Back in 2014, David Cohen, the then US Treasury under-secretary for terrorism and financial intelligence, said middlemen from Turkey and the KRG purchased oil from Daesh terrorists.
According to Ediboğlu, Daesh’s main source of income is the sale of oil extracted from the fields it has captured since last year. Reports say the Takfiris control nearly a dozen oil fields in northern Iraq as well as Syria’s Raqqa province.
The oil is transferred to the Mediterranean Sea from Turkey and then transported to the other parts of the world, the former Turkish lawmaker noted.
“There is evidence that the oil revenues amounted to USD 800 million [per year], later this amount increased to 1-2 billion dollars,” he said.
Ediboğlu also stressed that the Turkish government indirectly assists Daesh terrorists by selling weapons to Syria’s militant groups which Ankara deems 'reasonable'.
According to the politician, these groups are later forced by Daesh to sell their arms to the extremists.
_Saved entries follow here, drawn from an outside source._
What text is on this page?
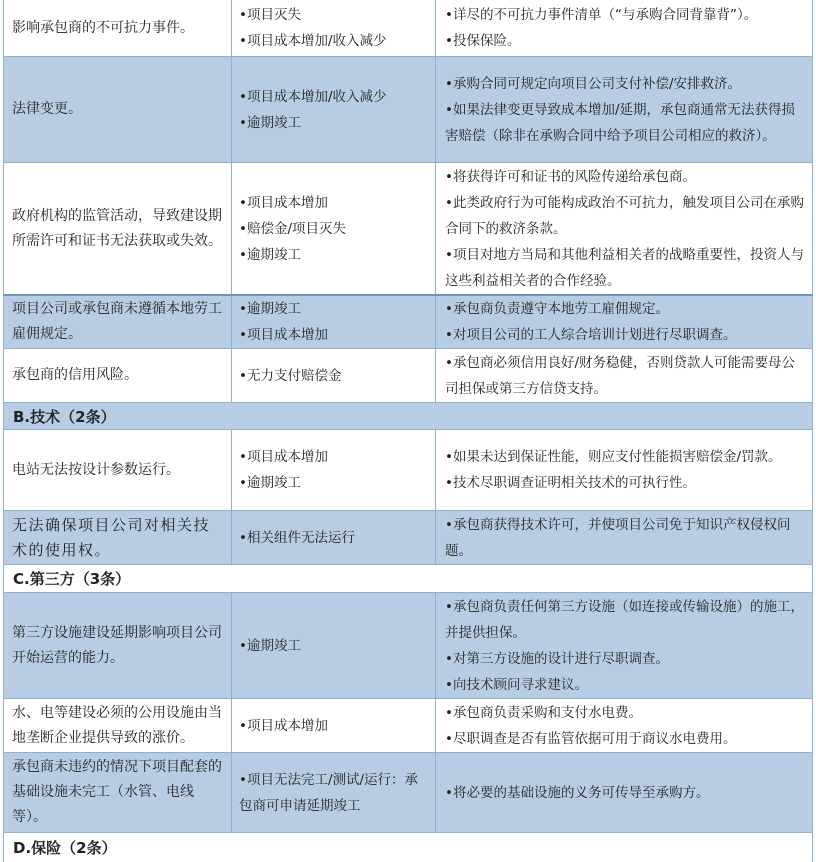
影响承包商的不可抗力事件。

•项目灭失

•项目成本增加/收入减少

•详尽的不可抗力事件清单（“与承购合同背靠背”）。

•投保保险。

法律变更。

•项目成本增加/收入减少

•逾期竣工

•承购合同可规定向项目公司支付补偿/安排救济。

•如果法律变更导致成本增加/延期，承包商通常无法获得损害赔偿（除非在承购合同中给予项目公司相应的救济）。

政府机构的监管活动，导致建设期所需许可和证书无法获取或失效。

•项目成本增加

•赔偿金/项目灭失

•逾期竣工

•将获得许可和证书的风险传递给承包商。

•此类政府行为可能构成政治不可抗力，触发项目公司在承购合同下的救济条款。

•项目对地方当局和其他利益相关者的战略重要性，投资人与这些利益相关者的合作经验。

项目公司或承包商未遵循本地劳工雇佣规定。

•逾期竣工

•项目成本增加

•承包商负责遵守本地劳工雇佣规定。

•对项目公司的工人综合培训计划进行尽职调查。

承包商的信用风险。	•无力支付赔偿金

•承包商必须信用良好/财务稳健，否则贷款人可能需要母公司担保或第三方信贷支持。

B.技术（2条）

电站无法按设计参数运行。

•项目成本增加

•逾期竣工

•如果未达到保证性能，则应支付性能损害赔偿金/罚款。

•技术尽职调查证明相关技术的可执行性。

无法确保项目公司对相关技术的使用权。

•相关组件无法运行

•承包商获得技术许可，并使项目公司免于知识产权侵权问题。

C.第三方（3条）

第三方设施建设延期影响项目公司开始运营的能力。

•逾期竣工

•承包商负责任何第三方设施（如连接或传输设施）的施工，并提供担保。

•对第三方设施的设计进行尽职调查。

•向技术顾问寻求建议。

水、电等建设必须的公用设施由当地垄断企业提供导致的涨价。

•项目成本增加

•承包商负责采购和支付水电费。

•尽职调查是否有监管依据可用于商议水电费用。

承包商未违约的情况下项目配套的基础设施未完工（水管、电线等）。

•项目无法完工/测试/运行：承包商可申请延期竣工

•将必要的基础设施的义务可传导至承购方。

D.保险（2条）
Daesh finances its acts of terror mainly through drug trafficking, the sale of oil and antiquities, and ransom from abductions. Furthermore, reports indicate that wealthy individuals in the Persian Gulf region have raised major funds for the terror group.
A UN report published last November stated that Daesh makes approximately USD 96,000 to USD 123,000 per day from ransom payments.
The UN Security Council in February adopted a Russian-drafted resolution in a bid to cut funding to Daesh, the al-Qaeda-affiliated al-Nusra Front based in Syria and other al-Qaeda-linked groups.
The resolution urges countries not to buy oil or antiquities from the terrorists and refrain from paying them ransoms. It also stipulates that if any individual or state is involved in such activities with the terrorists, they must be charged as accomplices of the Daesh.
The Takfiri terrorists, who have seized swathes of land in Iraq and Syria, have also extended their terror activities to other countries, including Libya. They are engaged in crimes against humanity in the areas under their control.